Qu Hongbin, chief economist for China and co-head of Asian economic research at HSBC, said the HSBC PMI confirmed that the Chinese economy was continuing to recover gradually.
"The 13-month high PMI is obtained on increasing new business and expanding production," Qu said. "We expect economic growth to rebound modestly to around 8 percent in the fourth quarter as easing measures continue to filter through."
The component indexes under the HSBC PMI showed that manufacturing production in November increased for the first time since July, new orders rose for a second month in a row and input prices also gained for a second month.
For service companies, new orders rose to 53.2 last month from 51.6 in October, and expectation of business activity climbed to a five-month high of 64.6.
Retail sales improve
China's economic performance has stabilized since September as key indicators such as industrial production, fixed-asset investment and retail sales continued to improve.
Industrial production gained 9.6 percent from a year earlier in October, accelerating from the pace of 9.2 percent in September and August's 8.9 percent. The profits of Chinese manufacturers also surged 20.5 percent in October, the fastest in almost a year.
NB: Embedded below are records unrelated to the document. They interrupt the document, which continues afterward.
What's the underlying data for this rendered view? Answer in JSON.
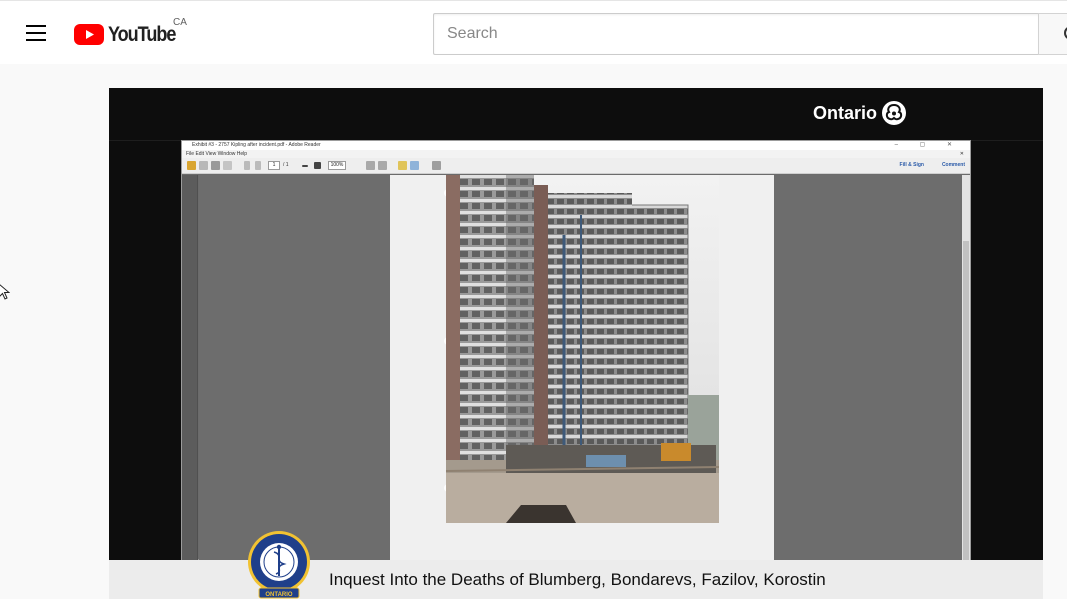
{
  "header": {
    "brand": "YouTube",
    "country": "CA",
    "search_placeholder": "Search"
  },
  "video": {
    "broadcaster": "Ontario",
    "caption": "Inquest Into the Deaths of Blumberg, Bondarevs, Fazilov, Korostin",
    "seal_text": "ONTARIO",
    "reader": {
      "title": "Exhibit #3 - 2757 Kipling after incident.pdf - Adobe Reader",
      "window_controls": "– ▢ ✕",
      "menu": "File  Edit  View  Window  Help",
      "page_number": "1",
      "page_total": "/ 1",
      "zoom": "100%",
      "fill_sign": "Fill & Sign",
      "comment": "Comment"
    }
  },
  "colors": {
    "youtube_red": "#ff0000",
    "player_bg": "#0d0d0d",
    "caption_bg": "#ececec"
  },
  "icons": {
    "menu": "hamburger-icon",
    "search": "search-icon",
    "logo": "youtube-play-icon",
    "ontario": "ontario-trillium-icon",
    "seal": "coroner-seal-icon",
    "cursor": "mouse-cursor-icon"
  }
}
The positive signs have encouraged some economists to maintain a policy view of "no big stimulus."
Chang Jian, an economist at Barclays, predicted no interest rate cuts in 2013 and said the central bank would remain prudent with its liquidity management.
"We believe the upside conditions will likely sustain in the coming quarters, barring any sharp external shocks," Chang said. "This will be reflected via improving demand and industrial activity data."
However, Zhou Hao, an economist at Australia & New Zealand Banking Group Ltd, said China may need more monetary easing, such as one reserve requirement ratio cut this month, because market liquidity tends to tighten after a large amount of reserve repurchase agreements are maturing.